Mr. Pechthalt argued that the ruling also requires the ACCJC to set aside its decision this week to give the college a newly created two-year accreditation status called “restoration.” The union had called that status “deceptive,” arguing that it would impose a higher bar for accreditation than other colleges faced, and offered no way for the college to appeal the commission’s decision in two years.
Tim Killikelly, president of the American Federation of Teachers local that represents instructors at City College, said one outcome of the decision should be the immediate restoration of the college’s Board of Trustees, to help “return us back to normal.” The California Community Colleges system had stripped the board of power and placed the college under the sole control of a system-appointed special trustee in July 2013, after concluding that the college was not responding to the accreditor’s demands for improvement quickly enough.
For her part, Barbara Beno, president of the accrediting commission, argued in a statement issued on Friday that “Judge Karnow essentially found that the ACCJC did not do anything wrong” with respect to the college’s accreditation. Her statement listed several accusations against the commission that the judge did not uphold, including assertions that she had improperly influenced the college’s evaluation team or that the commission had based decisions on factors not spelled out in its accrediting standards.
Judge Karnow plans to issue a final ruling after hearing from lawyers for the city and the commission, which have until February 3 to respond.
Business Considerations
The city’s lawsuit hinged entirely on assertions that the ACCJC’s actions had violated California’s unfair-competition law, which seeks to protect consumers and businesses from wrongful business conduct.

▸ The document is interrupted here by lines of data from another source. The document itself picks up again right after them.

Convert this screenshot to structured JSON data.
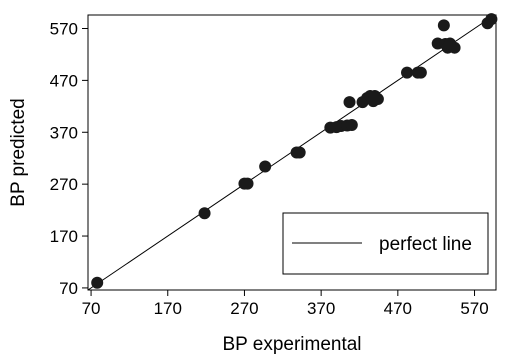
{
  "chart_data": {
    "type": "scatter",
    "title": "",
    "xlabel": "BP experimental",
    "ylabel": "BP predicted",
    "xlim": [
      66,
      598
    ],
    "ylim": [
      66,
      596
    ],
    "xticks": [
      70,
      170,
      270,
      370,
      470,
      570
    ],
    "yticks": [
      70,
      170,
      270,
      370,
      470,
      570
    ],
    "xtick_labels": [
      "70",
      "170",
      "270",
      "370",
      "470",
      "570"
    ],
    "ytick_labels": [
      "70",
      "170",
      "270",
      "370",
      "470",
      "570"
    ],
    "grid": false,
    "legend": {
      "position": "bottom-right",
      "entries": [
        "perfect line"
      ]
    },
    "reference_line": {
      "name": "perfect line",
      "slope": 1,
      "intercept": 0
    },
    "points": [
      {
        "x": 78,
        "y": 80
      },
      {
        "x": 218,
        "y": 214
      },
      {
        "x": 270,
        "y": 271
      },
      {
        "x": 274,
        "y": 271
      },
      {
        "x": 297,
        "y": 304
      },
      {
        "x": 338,
        "y": 331
      },
      {
        "x": 342,
        "y": 331
      },
      {
        "x": 382,
        "y": 379
      },
      {
        "x": 390,
        "y": 380
      },
      {
        "x": 396,
        "y": 382
      },
      {
        "x": 404,
        "y": 383
      },
      {
        "x": 410,
        "y": 384
      },
      {
        "x": 407,
        "y": 428
      },
      {
        "x": 424,
        "y": 428
      },
      {
        "x": 430,
        "y": 436
      },
      {
        "x": 434,
        "y": 440
      },
      {
        "x": 438,
        "y": 430
      },
      {
        "x": 440,
        "y": 440
      },
      {
        "x": 444,
        "y": 434
      },
      {
        "x": 482,
        "y": 485
      },
      {
        "x": 496,
        "y": 485
      },
      {
        "x": 500,
        "y": 485
      },
      {
        "x": 522,
        "y": 541
      },
      {
        "x": 530,
        "y": 576
      },
      {
        "x": 532,
        "y": 540
      },
      {
        "x": 535,
        "y": 533
      },
      {
        "x": 538,
        "y": 541
      },
      {
        "x": 544,
        "y": 533
      },
      {
        "x": 587,
        "y": 580
      },
      {
        "x": 592,
        "y": 588
      }
    ],
    "marker_color": "#1a1a1a",
    "line_color": "#000000"
  }
}
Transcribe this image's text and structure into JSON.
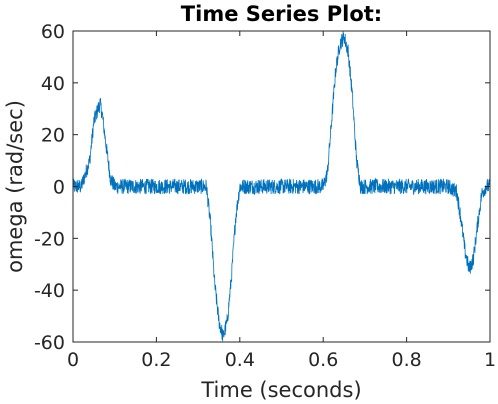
{
  "chart_data": {
    "type": "line",
    "title": "Time Series Plot:",
    "xlabel": "Time (seconds)",
    "ylabel": "omega (rad/sec)",
    "xlim": [
      0,
      1
    ],
    "ylim": [
      -60,
      60
    ],
    "xticks": [
      "0",
      "0.2",
      "0.4",
      "0.6",
      "0.8",
      "1"
    ],
    "yticks": [
      "-60",
      "-40",
      "-20",
      "0",
      "20",
      "40",
      "60"
    ],
    "grid": false,
    "line_color": "#0072BD",
    "noise_amplitude": 3,
    "series": [
      {
        "x": [
          0,
          0.02,
          0.04,
          0.05,
          0.06,
          0.065,
          0.07,
          0.08,
          0.09,
          0.1,
          0.2,
          0.3,
          0.32,
          0.33,
          0.34,
          0.35,
          0.36,
          0.37,
          0.38,
          0.39,
          0.4,
          0.5,
          0.6,
          0.61,
          0.62,
          0.63,
          0.64,
          0.65,
          0.66,
          0.67,
          0.68,
          0.69,
          0.7,
          0.8,
          0.9,
          0.92,
          0.93,
          0.94,
          0.95,
          0.96,
          0.97,
          0.98,
          0.99,
          1.0
        ],
        "y": [
          0,
          0,
          10,
          25,
          30,
          32,
          28,
          15,
          3,
          0,
          0,
          0,
          0,
          -15,
          -38,
          -52,
          -58,
          -52,
          -35,
          -12,
          0,
          0,
          0,
          5,
          25,
          45,
          55,
          58,
          52,
          35,
          10,
          0,
          0,
          0,
          0,
          -2,
          -12,
          -25,
          -32,
          -28,
          -15,
          -3,
          0,
          0
        ]
      }
    ]
  }
}
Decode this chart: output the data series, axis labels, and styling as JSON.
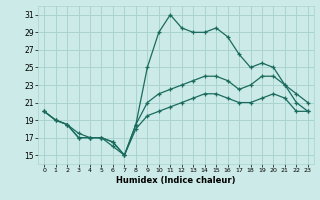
{
  "title": "",
  "xlabel": "Humidex (Indice chaleur)",
  "background_color": "#cceae7",
  "grid_color": "#aad4d0",
  "line_color": "#1a6b5e",
  "xlim": [
    -0.5,
    23.5
  ],
  "ylim": [
    14,
    32
  ],
  "xticks": [
    0,
    1,
    2,
    3,
    4,
    5,
    6,
    7,
    8,
    9,
    10,
    11,
    12,
    13,
    14,
    15,
    16,
    17,
    18,
    19,
    20,
    21,
    22,
    23
  ],
  "yticks": [
    15,
    17,
    19,
    21,
    23,
    25,
    27,
    29,
    31
  ],
  "line1_x": [
    0,
    1,
    2,
    3,
    4,
    5,
    6,
    7,
    8,
    9,
    10,
    11,
    12,
    13,
    14,
    15,
    16,
    17,
    18,
    19,
    20,
    21,
    22,
    23
  ],
  "line1_y": [
    20,
    19,
    18.5,
    17.5,
    17,
    17,
    16,
    15,
    18.5,
    25,
    29,
    31,
    29.5,
    29,
    29,
    29.5,
    28.5,
    26.5,
    25,
    25.5,
    25,
    23,
    21,
    20
  ],
  "line2_x": [
    0,
    1,
    2,
    3,
    4,
    5,
    6,
    7,
    8,
    9,
    10,
    11,
    12,
    13,
    14,
    15,
    16,
    17,
    18,
    19,
    20,
    21,
    22,
    23
  ],
  "line2_y": [
    20,
    19,
    18.5,
    17,
    17,
    17,
    16.5,
    15,
    18.5,
    21,
    22,
    22.5,
    23,
    23.5,
    24,
    24,
    23.5,
    22.5,
    23,
    24,
    24,
    23,
    22,
    21
  ],
  "line3_x": [
    0,
    1,
    2,
    3,
    4,
    5,
    6,
    7,
    8,
    9,
    10,
    11,
    12,
    13,
    14,
    15,
    16,
    17,
    18,
    19,
    20,
    21,
    22,
    23
  ],
  "line3_y": [
    20,
    19,
    18.5,
    17,
    17,
    17,
    16.5,
    15,
    18,
    19.5,
    20,
    20.5,
    21,
    21.5,
    22,
    22,
    21.5,
    21,
    21,
    21.5,
    22,
    21.5,
    20,
    20
  ]
}
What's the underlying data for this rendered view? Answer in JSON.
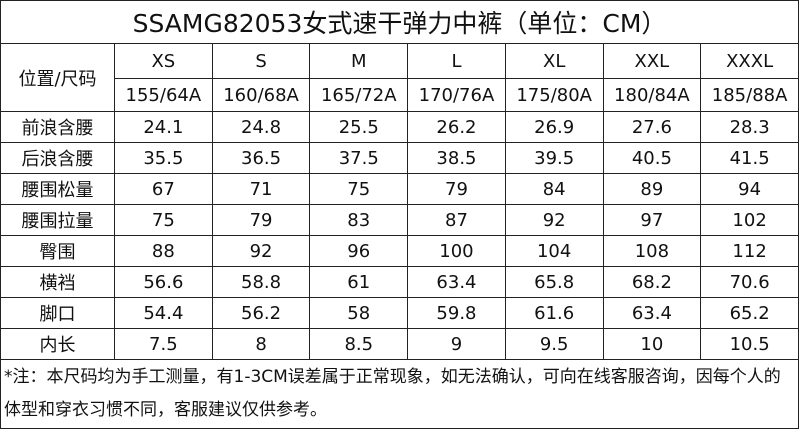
{
  "title": "SSAMG82053女式速干弹力中裤（单位：CM）",
  "header": {
    "label": "位置/尺码",
    "sizes": [
      "XS",
      "S",
      "M",
      "L",
      "XL",
      "XXL",
      "XXXL"
    ],
    "codes": [
      "155/64A",
      "160/68A",
      "165/72A",
      "170/76A",
      "175/80A",
      "180/84A",
      "185/88A"
    ]
  },
  "rows": [
    {
      "name": "前浪含腰",
      "values": [
        24.1,
        24.8,
        25.5,
        26.2,
        26.9,
        27.6,
        28.3
      ]
    },
    {
      "name": "后浪含腰",
      "values": [
        35.5,
        36.5,
        37.5,
        38.5,
        39.5,
        40.5,
        41.5
      ]
    },
    {
      "name": "腰围松量",
      "values": [
        67,
        71,
        75,
        79,
        84,
        89,
        94
      ]
    },
    {
      "name": "腰围拉量",
      "values": [
        75,
        79,
        83,
        87,
        92,
        97,
        102
      ]
    },
    {
      "name": "臀围",
      "values": [
        88,
        92,
        96,
        100,
        104,
        108,
        112
      ]
    },
    {
      "name": "横裆",
      "values": [
        56.6,
        58.8,
        61,
        63.4,
        65.8,
        68.2,
        70.6
      ]
    },
    {
      "name": "脚口",
      "values": [
        54.4,
        56.2,
        58,
        59.8,
        61.6,
        63.4,
        65.2
      ]
    },
    {
      "name": "内长",
      "values": [
        7.5,
        8,
        8.5,
        9,
        9.5,
        10,
        10.5
      ]
    }
  ],
  "note": "*注：本尺码均为手工测量，有1-3CM误差属于正常现象，如无法确认，可向在线客服咨询，因每个人的体型和穿衣习惯不同，客服建议仅供参考。"
}
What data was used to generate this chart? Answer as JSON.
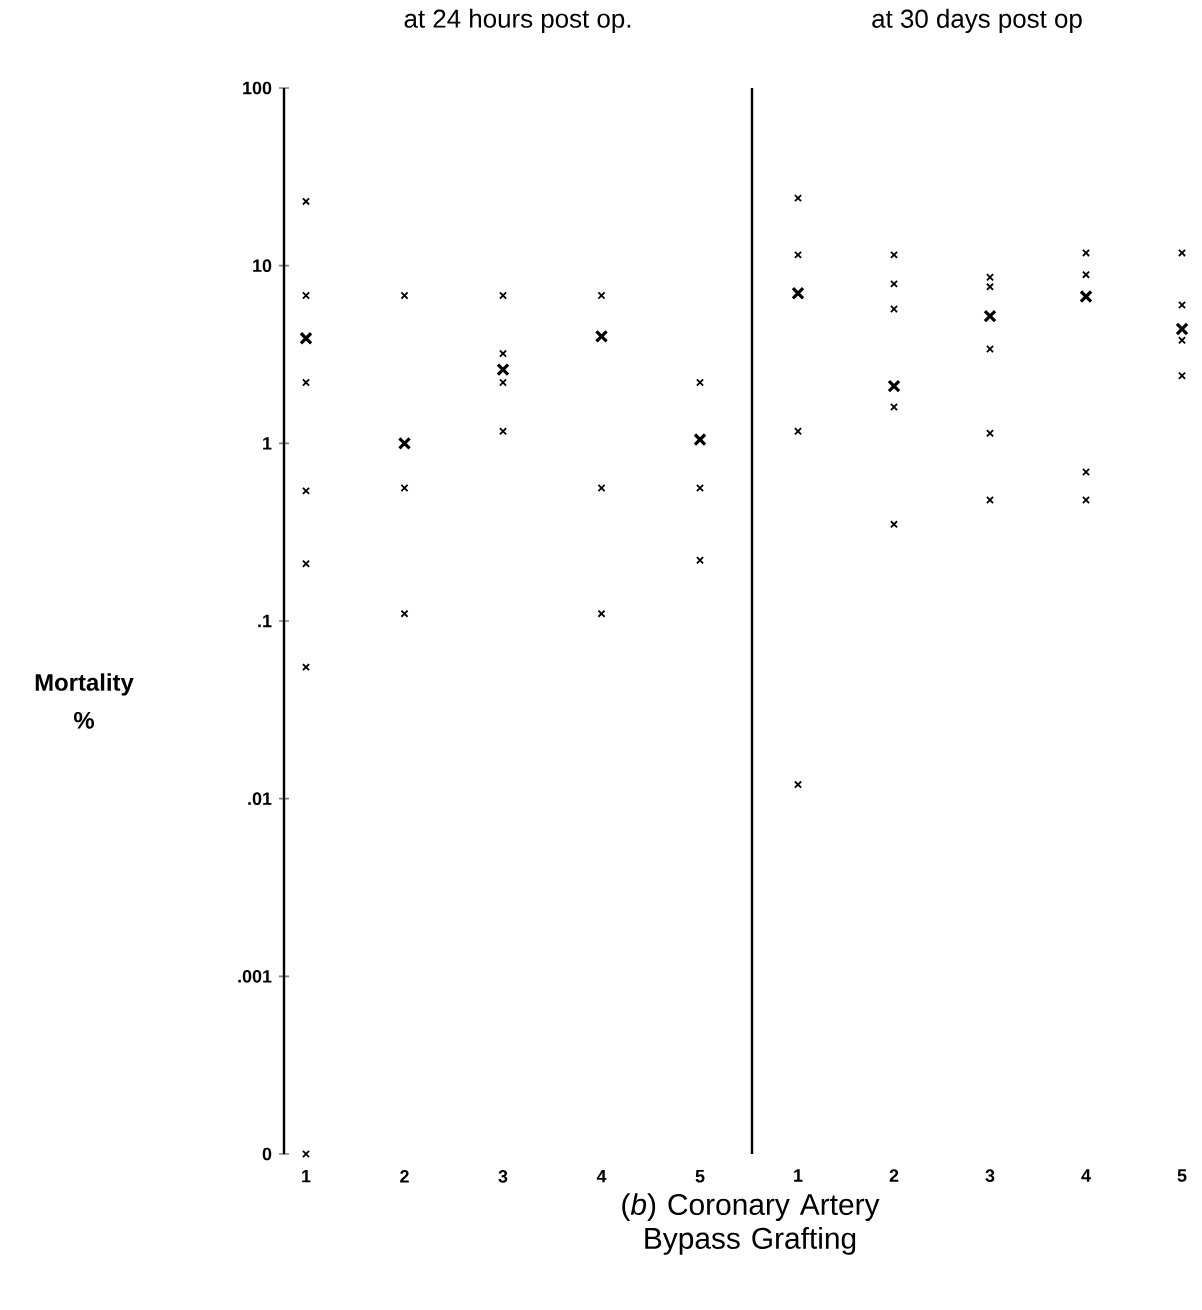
{
  "chart_data": [
    {
      "type": "scatter",
      "title": "at 24 hours post op.",
      "ylabel": "Mortality %",
      "xlim": [
        1,
        5
      ],
      "xticks": [
        1,
        2,
        3,
        4,
        5
      ],
      "ylim": [
        0.0001,
        100
      ],
      "log": "y",
      "yticks": [
        100,
        10,
        1,
        {
          "value": 0.1,
          "label": ".1"
        },
        {
          "value": 0.01,
          "label": ".01"
        },
        {
          "value": 0.001,
          "label": ".001"
        },
        {
          "value": 0.0001,
          "label": "0"
        }
      ],
      "annotations": [
        "(*b*) Coronary Artery Bypass Grafting"
      ],
      "series": [
        {
          "color": "#000000",
          "marker": "cross",
          "x": [
            1,
            1,
            1,
            1,
            1,
            1,
            1,
            2,
            2,
            2,
            3,
            3,
            3,
            3,
            4,
            4,
            4,
            5,
            5,
            5
          ],
          "values": [
            23,
            6.8,
            2.2,
            0.54,
            0.21,
            0.055,
            0.0001,
            6.8,
            0.56,
            0.11,
            6.8,
            3.2,
            2.2,
            1.17,
            6.8,
            0.56,
            0.11,
            2.2,
            0.56,
            0.22
          ]
        },
        {
          "color": "#000000",
          "marker": "cross",
          "x": [
            1,
            2,
            3,
            4,
            5
          ],
          "values": [
            3.9,
            1.0,
            2.6,
            4.0,
            1.05
          ]
        }
      ]
    },
    {
      "type": "scatter",
      "title": "at 30 days post op",
      "tick_labels": "x",
      "xlim": [
        1,
        5
      ],
      "xticks": [
        1,
        2,
        3,
        4,
        5
      ],
      "ylim": [
        0.0001,
        100
      ],
      "log": "y",
      "series": [
        {
          "color": "#000000",
          "marker": "cross",
          "x": [
            1,
            1,
            1,
            1,
            2,
            2,
            2,
            2,
            2,
            3,
            3,
            3,
            3,
            3,
            4,
            4,
            4,
            4,
            5,
            5,
            5,
            5
          ],
          "values": [
            24,
            11.5,
            1.17,
            0.012,
            11.5,
            7.9,
            5.7,
            1.6,
            0.35,
            8.6,
            7.6,
            3.4,
            1.14,
            0.48,
            11.8,
            8.9,
            0.69,
            0.48,
            11.8,
            6.0,
            3.8,
            2.4
          ]
        },
        {
          "color": "#000000",
          "marker": "cross",
          "x": [
            1,
            2,
            3,
            4,
            5
          ],
          "values": [
            7.0,
            2.1,
            5.2,
            6.7,
            4.4
          ]
        }
      ]
    }
  ]
}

Judge Karnow described as apparently unprecedented the city’s use of that law to challenge an accreditor’s actions.
The ACCJC argued that the unfair-competition law did not apply to it because it is a nonprofit organization, it does not compete in a commercial market, and its accreditation activities should not be thought of as business-related conduct.
Judge Karnow, in allowing the lawsuit to proceed, held that he would have agreed with the ACCJC if the state law sought only to protect business competition, but the law’s other goal of protecting consumers made it applicable in this case. In Friday’s decision, he said: “Because ACCJC receives compensation to provide accreditation reviews, including the one at issue here, and maintains a paid full-time support staff to facilitate the provision of accreditation services, the conduct at issue in this case can properly be described as a ‘business’ practice.”
Judge Karnow also rejected the ACCJC’s argument that the federal law that provides for federal recognition of accreditors and gives weight to their decisions precludes third-party challenges to those decisions by making no mention of them.
Among the federal regulations the judge found the accrediting commission to have violated, he said it had failed in 2013 to include enough academics on an evaluation team for the college, neglected to provide the college with a detailed written report clearly defining its deficiencies, and did not give the college sufficient opportunity to respond to deficiencies identified by the commission but not the evaluation team.
Both the city and the U.S. Education Department had asserted that a conflict of interest was created by the presence of Laney College’s president, Peter Crabtree—the husband of Ms. Beno, the ACCJC’s president—on the accreditation team evaluating the college. Judge Karnow, while finding no evidence directly establishing such a conflict, concluded that the ACCJC had nonetheless violated the state’s unfair-competition law by not taking adequate steps to prevent conflicts of interest or their appearance in selecting its commission and evaluation-team members.